Viv Albertine, who played guitar in the influential, all-female, feminist UK punk band The Slits, has her say in Clothes Clothes Clothes Music Music Music Boys Boys Boys (Thomas Dunne/St. Martin's), in which she details her personal adventures involving Sid Vicious (and Nancy Spungen!), Johnny Thunders (of the New York Dolls), The Clash (specifically Mick Jones) and other musicians, as well as the birth of punk, the men (and women) in her life, and the role of fashion.

Sophie Tucker was a real person, but in I Am Sophie Tucker (Prospecta Press) by Susan & Lloyd Ecker (producers of the doc The Outrageous Sophie Tucker ), the authors have come up with the first in a three-part series of fictional memoirs about Tucker, also known as the "Last of the Red Hot Mamas."
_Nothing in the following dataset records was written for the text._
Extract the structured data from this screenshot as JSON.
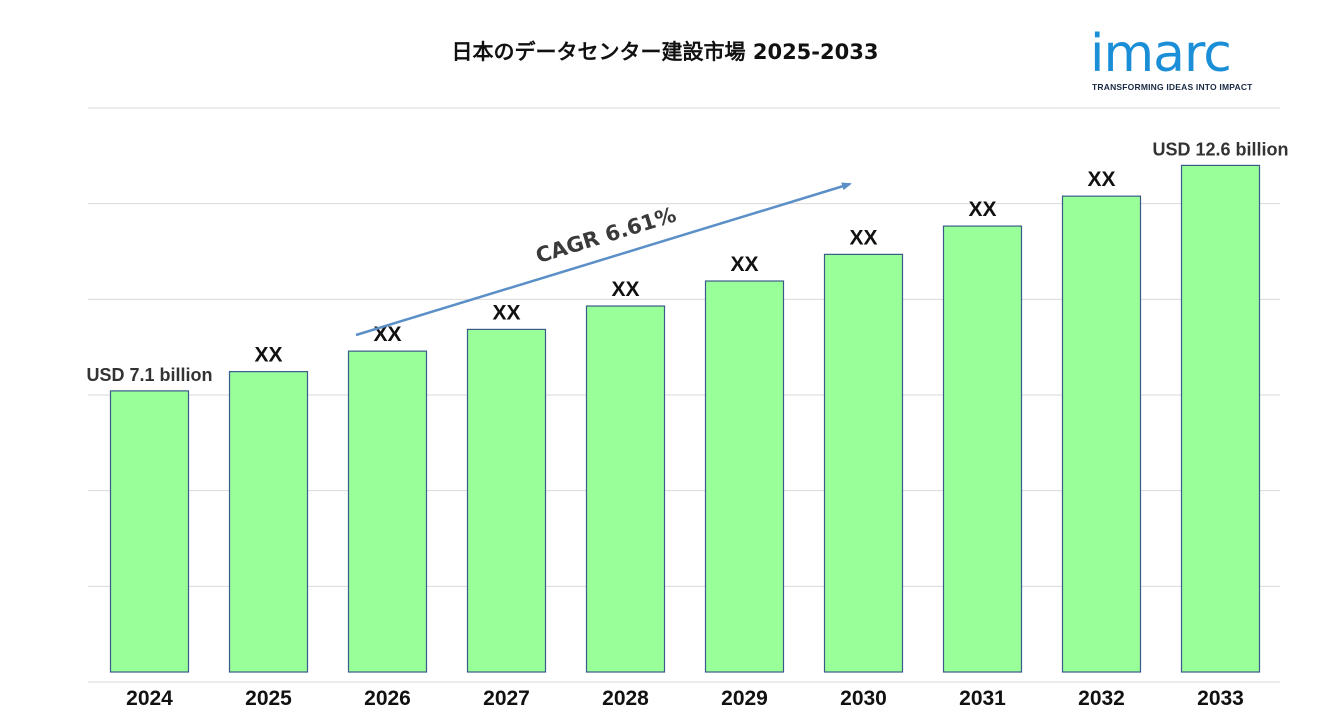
{
  "title": "日本のデータセンター建設市場   2025-2033",
  "logo": {
    "word": "imarc",
    "tagline": "TRANSFORMING IDEAS INTO IMPACT",
    "color": "#1a8fd8"
  },
  "colors": {
    "bar_fill": "#99ff99",
    "bar_stroke": "#3a5a8a",
    "arrow": "#5b8fc7",
    "grid": "#d9d9d9"
  },
  "chart_data": {
    "type": "bar",
    "categories": [
      "2024",
      "2025",
      "2026",
      "2027",
      "2028",
      "2029",
      "2030",
      "2031",
      "2032",
      "2033"
    ],
    "values": [
      7.1,
      7.57,
      8.07,
      8.6,
      9.17,
      9.78,
      10.43,
      11.12,
      11.85,
      12.6
    ],
    "bar_labels": [
      "USD  7.1 billion",
      "XX",
      "XX",
      "XX",
      "XX",
      "XX",
      "XX",
      "XX",
      "XX",
      "USD  12.6 billion"
    ],
    "ylim": [
      0,
      14
    ],
    "grid": true,
    "annotation": "CAGR   6.61%",
    "title": "日本のデータセンター建設市場   2025-2033"
  }
}
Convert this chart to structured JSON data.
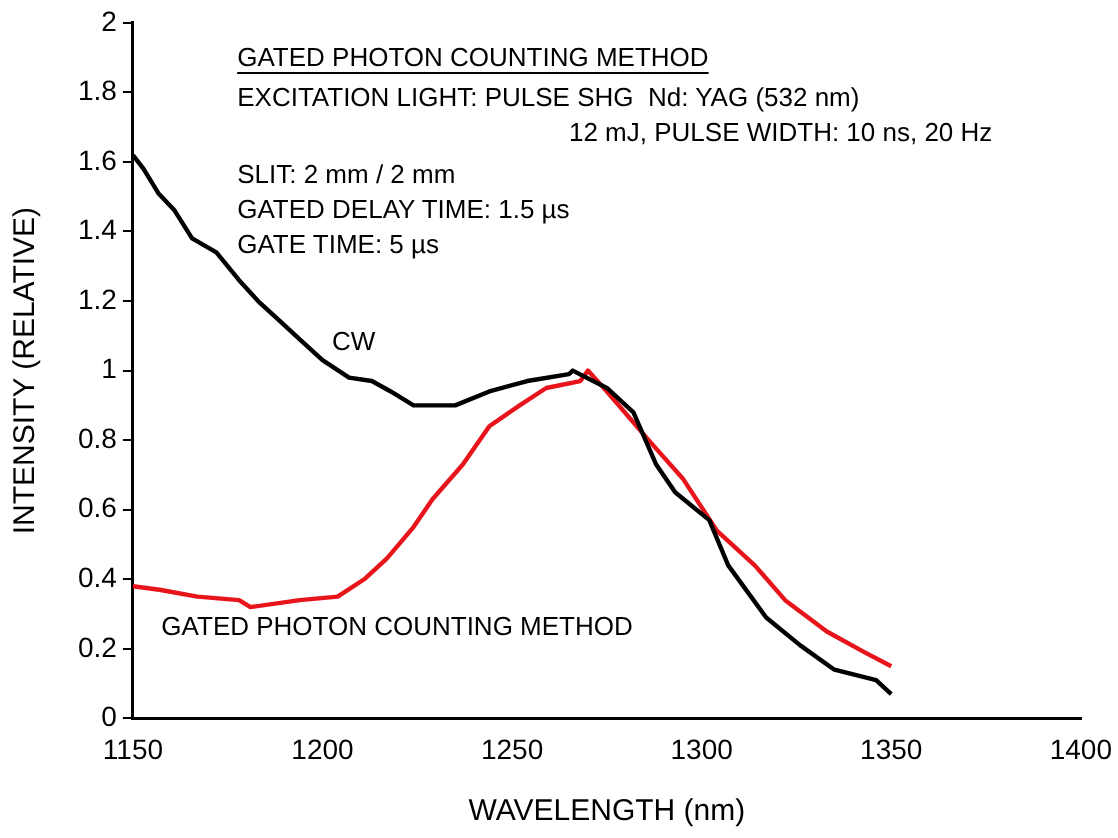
{
  "chart_data": {
    "type": "line",
    "xlabel": "WAVELENGTH (nm)",
    "ylabel": "INTENSITY (RELATIVE)",
    "xlim": [
      1150,
      1400
    ],
    "xticks": [
      1150,
      1200,
      1250,
      1300,
      1350,
      1400
    ],
    "ylim": [
      0,
      2
    ],
    "yticks": [
      0,
      0.2,
      0.4,
      0.6,
      0.8,
      1,
      1.2,
      1.4,
      1.6,
      1.8,
      2
    ],
    "grid": false,
    "legend": false,
    "marker": "none",
    "line_style": "solid",
    "annotations": [
      "GATED PHOTON COUNTING METHOD",
      "EXCITATION LIGHT: PULSE SHG  Nd: YAG (532 nm)",
      "12 mJ, PULSE WIDTH: 10 ns, 20 Hz",
      "SLIT: 2 mm / 2 mm",
      "GATED DELAY TIME: 1.5 µs",
      "GATE TIME: 5 µs"
    ],
    "series": [
      {
        "name": "CW",
        "color": "#000000",
        "x": [
          1150,
          1152.8,
          1156.7,
          1161,
          1165.6,
          1172,
          1178,
          1183,
          1189,
          1194,
          1200,
          1207,
          1213,
          1218,
          1224,
          1235,
          1244,
          1254,
          1265,
          1266,
          1275,
          1282,
          1288,
          1293,
          1302,
          1307,
          1317,
          1326,
          1335,
          1346,
          1350
        ],
        "values": [
          1.62,
          1.58,
          1.51,
          1.46,
          1.38,
          1.34,
          1.26,
          1.2,
          1.14,
          1.09,
          1.03,
          0.98,
          0.97,
          0.94,
          0.9,
          0.9,
          0.94,
          0.97,
          0.99,
          1.0,
          0.95,
          0.88,
          0.73,
          0.65,
          0.57,
          0.44,
          0.29,
          0.21,
          0.14,
          0.11,
          0.07
        ]
      },
      {
        "name": "GATED PHOTON COUNTING METHOD",
        "color": "#e8141c",
        "x": [
          1150,
          1157,
          1167,
          1178,
          1181,
          1194,
          1204,
          1211,
          1217,
          1224,
          1229,
          1237,
          1244,
          1252,
          1259,
          1268,
          1270,
          1275,
          1286,
          1295,
          1304,
          1314,
          1322,
          1333,
          1343,
          1350
        ],
        "values": [
          0.38,
          0.37,
          0.35,
          0.34,
          0.32,
          0.34,
          0.35,
          0.4,
          0.46,
          0.55,
          0.63,
          0.73,
          0.84,
          0.9,
          0.95,
          0.97,
          1.0,
          0.94,
          0.8,
          0.69,
          0.54,
          0.44,
          0.34,
          0.25,
          0.19,
          0.15
        ]
      }
    ]
  }
}
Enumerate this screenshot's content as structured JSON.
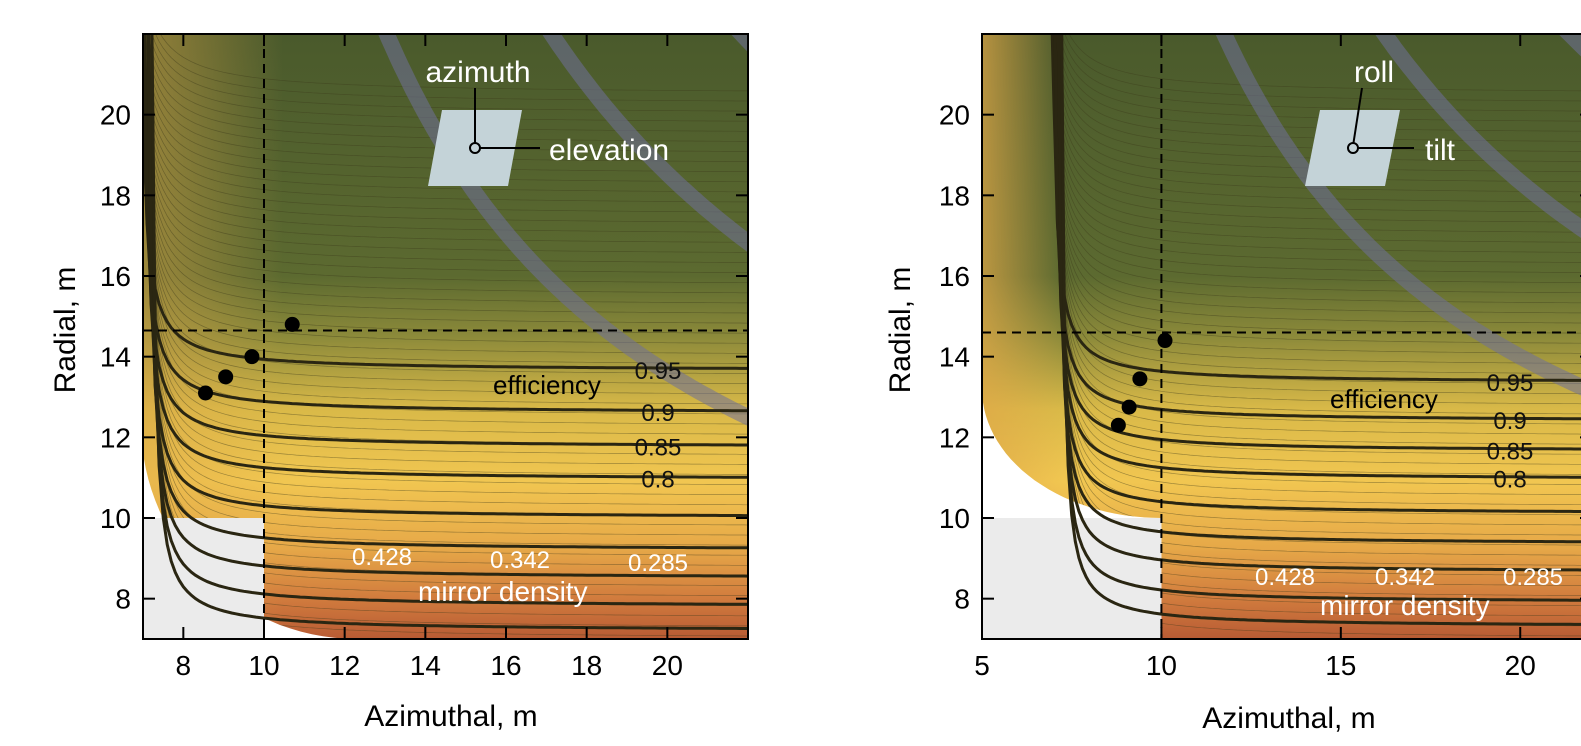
{
  "chart_data": [
    {
      "type": "contour",
      "xlabel": "Azimuthal, m",
      "ylabel": "Radial, m",
      "xlim": [
        7,
        22
      ],
      "ylim": [
        7,
        22
      ],
      "xticks": [
        8,
        10,
        12,
        14,
        16,
        18,
        20
      ],
      "yticks": [
        8,
        10,
        12,
        14,
        16,
        18,
        20
      ],
      "cross_lines": {
        "x": 10,
        "y": 14.65
      },
      "inset": {
        "label_top": "azimuth",
        "label_right": "elevation"
      },
      "region_label_efficiency": "efficiency",
      "region_label_density": "mirror density",
      "efficiency_levels": [
        {
          "label": "0.95",
          "y_right": 13.65
        },
        {
          "label": "0.9",
          "y_right": 12.6
        },
        {
          "label": "0.85",
          "y_right": 11.75
        },
        {
          "label": "0.8",
          "y_right": 10.95
        },
        {
          "label": "",
          "y_right": 10.0
        },
        {
          "label": "",
          "y_right": 9.2
        },
        {
          "label": "",
          "y_right": 8.5
        },
        {
          "label": "",
          "y_right": 7.8
        },
        {
          "label": "",
          "y_right": 7.2
        }
      ],
      "density_levels": [
        {
          "label": "0.428",
          "k": 12.0
        },
        {
          "label": "0.342",
          "k": 18.5
        },
        {
          "label": "0.285",
          "k": 26.0
        }
      ],
      "points": [
        {
          "x": 8.55,
          "y": 13.1
        },
        {
          "x": 9.05,
          "y": 13.5
        },
        {
          "x": 9.7,
          "y": 14.0
        },
        {
          "x": 10.7,
          "y": 14.8
        }
      ]
    },
    {
      "type": "contour",
      "xlabel": "Azimuthal, m",
      "ylabel": "Radial, m",
      "xlim": [
        5,
        22
      ],
      "ylim": [
        7,
        22
      ],
      "xticks": [
        5,
        10,
        15,
        20
      ],
      "yticks": [
        8,
        10,
        12,
        14,
        16,
        18,
        20
      ],
      "cross_lines": {
        "x": 10,
        "y": 14.6
      },
      "inset": {
        "label_top": "roll",
        "label_right": "tilt"
      },
      "region_label_efficiency": "efficiency",
      "region_label_density": "mirror density",
      "efficiency_levels": [
        {
          "label": "0.95",
          "y_right": 13.35
        },
        {
          "label": "0.9",
          "y_right": 12.4
        },
        {
          "label": "0.85",
          "y_right": 11.65
        },
        {
          "label": "0.8",
          "y_right": 10.95
        },
        {
          "label": "",
          "y_right": 10.1
        },
        {
          "label": "",
          "y_right": 9.35
        },
        {
          "label": "",
          "y_right": 8.65
        },
        {
          "label": "",
          "y_right": 7.9
        },
        {
          "label": "",
          "y_right": 7.3
        }
      ],
      "density_levels": [
        {
          "label": "0.428",
          "k": 12.0
        },
        {
          "label": "0.342",
          "k": 18.5
        },
        {
          "label": "0.285",
          "k": 26.0
        }
      ],
      "points": [
        {
          "x": 8.8,
          "y": 12.3
        },
        {
          "x": 9.1,
          "y": 12.75
        },
        {
          "x": 9.4,
          "y": 13.45
        },
        {
          "x": 10.1,
          "y": 14.4
        }
      ]
    }
  ]
}
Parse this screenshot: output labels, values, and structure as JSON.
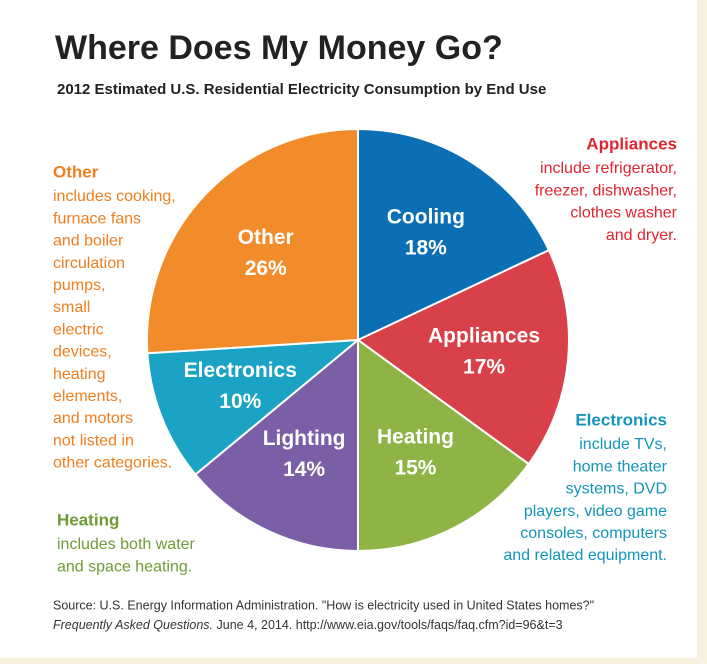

Waiting for a collaboration between acclaimed songwriter Stephin Merritt (the Magnetic Fields, Future Bible Heroes, the Gothic Archies) and The New Yorker cartoonist Roz Chast? The wait is over. Merritt applies his love of word games, specifically Scrabble and Words With Friends, to queer and quippy four-line poems in 101 Two-Letter Words (Norton), each with an accompanying illustration by Chast. This book is an entertaining and educational gift for lovers of language and word play.

The title almost says it all when it comes to Justin Luke Zirilli's The Gay Gospel:  A Survival Guide for Gay 20Somethings in America Today (justinlukenyc.com). With a foreword by Michael Musto and an afterword by Billy Porter, the book is separated into sections addressing "Looking," "Dating," "Loving," "Breaking Up," "Doing It," "Partying" and "Living."

There are readers who also want to be writers. Steven Pinker's The Sense of Style: The Thinking Person's Guide to Writing in the 21st Century (Viking) applies cognitive science and other tools to get to the heart of language and writing, to make us not only better writers, but also better readers.